Arriving at our cottage after two days of travel from Virginia, I am eager to spend some time alone with Jennifer in the surrounding peaceful and serene environment. Distant from the constant distractions and relentless noise of the city, it is easier to think, to understand circumstances, oneself and others, and come to terms with any problems. I hope that in such an environment Jennifer and I may reignite the flame of passion between us and thereby rebuild our relationship.
It is hard enough, however, just finding some time alone with Jennifer. Even though our cottage is on the edge of the wilderness, it seems someone else is always close by or threatening to make an appearance.
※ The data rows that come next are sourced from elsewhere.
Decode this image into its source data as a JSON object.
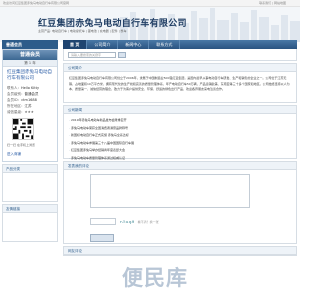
{
  "topbar": {
    "left_text": "欢迎访问红豆集团赤兔马电动自行车有限公司官网",
    "right_text": "联系我们 | 网站地图"
  },
  "header": {
    "company_name": "红豆集团赤兔马电动自行车有限公司",
    "subline": "主营产品: 电动自行车 | 电动摩托车 | 锂电池 | 充电器 | 配件 | 整车"
  },
  "sidebar": {
    "section_label": "普通会员",
    "member_title": "普通会员",
    "member_sub": "第 1 年",
    "member_name": "红豆集团赤兔马电动自行车有限公司",
    "rows": [
      {
        "label": "联系人：",
        "value": "Hello Kitty"
      },
      {
        "label": "会员级别：",
        "value": "普通会员"
      },
      {
        "label": "会员ID：",
        "value": "ctm1688"
      },
      {
        "label": "所在地区：",
        "value": "江苏"
      }
    ],
    "credit_label": "诚信星级：★★★",
    "qr_caption": "扫一扫 在手机上浏览",
    "enter_shop": "进入商铺",
    "product_box_title": "产品分类",
    "link_box_title": "友情链接"
  },
  "nav": {
    "items": [
      "首 页",
      "公司简介",
      "新闻中心",
      "联系方式"
    ]
  },
  "search": {
    "placeholder": "请输入要搜索的关键字"
  },
  "intro": {
    "title": "公司简介",
    "text": "红豆集团赤兔马电动自行车有限公司创立于2006年，隶属于中国制造业500强红豆集团，是国内最早从事电动自行车研发、生产和销售的企业之一。公司位于江苏无锡，占地面积10万平方米，拥有现代化的生产线和完善的质量管理体系，年产电动自行车50万辆，产品远销欧美、东南亚等三十多个国家和地区。公司始终坚持以人为本、质量第一、诚信经营的理念，致力于为客户提供安全、环保、舒适的绿色出行产品，欢迎各界朋友来电洽谈合作。"
  },
  "news": {
    "title": "公司新闻",
    "items": [
      "2019年赤兔马电动车新品发布会隆重召开",
      "赤兔马电动车荣获全国消费者满意品牌称号",
      "新国标电动自行车正式实施 赤兔马全系达标",
      "赤兔马电动车参展第三十八届中国国际自行车展",
      "红豆集团赤兔马举办经销商年度表彰大会",
      "赤兔马电动车质量管理体系通过权威认证"
    ]
  },
  "message": {
    "title": "发表我的评论",
    "captcha_text": "r3uq8",
    "captcha_tip": "看不清？换一张"
  },
  "comments": {
    "title": "网友评论"
  },
  "watermark": "便民库",
  "colors": {
    "brand_blue": "#2d5c8a",
    "company_title": "#1f3d63",
    "link_blue": "#2558a3"
  }
}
Inside the cabin obtrusive relatives and thin bedroom walls conspire with prying neighbors outside, to diminish any time Jennifer and I might have alone together.
It becomes clear that if Jennifer and I are to find the peace and stillness we desire, we need to wander farther beyond the cabin and its accompanying neighbors and relatives. We are determined to walk to Georgian Bay the next morning. There we expect to find our serene, undisturbed and beautiful Eden. The only apparent threat to our plans and expected bliss is a seldom used dirt road along Georgian Bay. The road links a tiny village to a remote lighthouse. If Jennifer and I are not discovered by people driving by, we may yet be heard or seen by them as they tumble out of their vehicles, as they often do anywhere along the road, to enjoy the Bayshore. However, on weekdays there is less traffic on the road and tomorrow is Wednesday. Jennifer and I are determined to risk an intimate outdoor tryst.
Late in the afternoon, just after deciding upon our escape route to Georgian Bay, Jennifer and I encounter an intriguing couple as we, and they, walk by the cabins along Gillies Lake.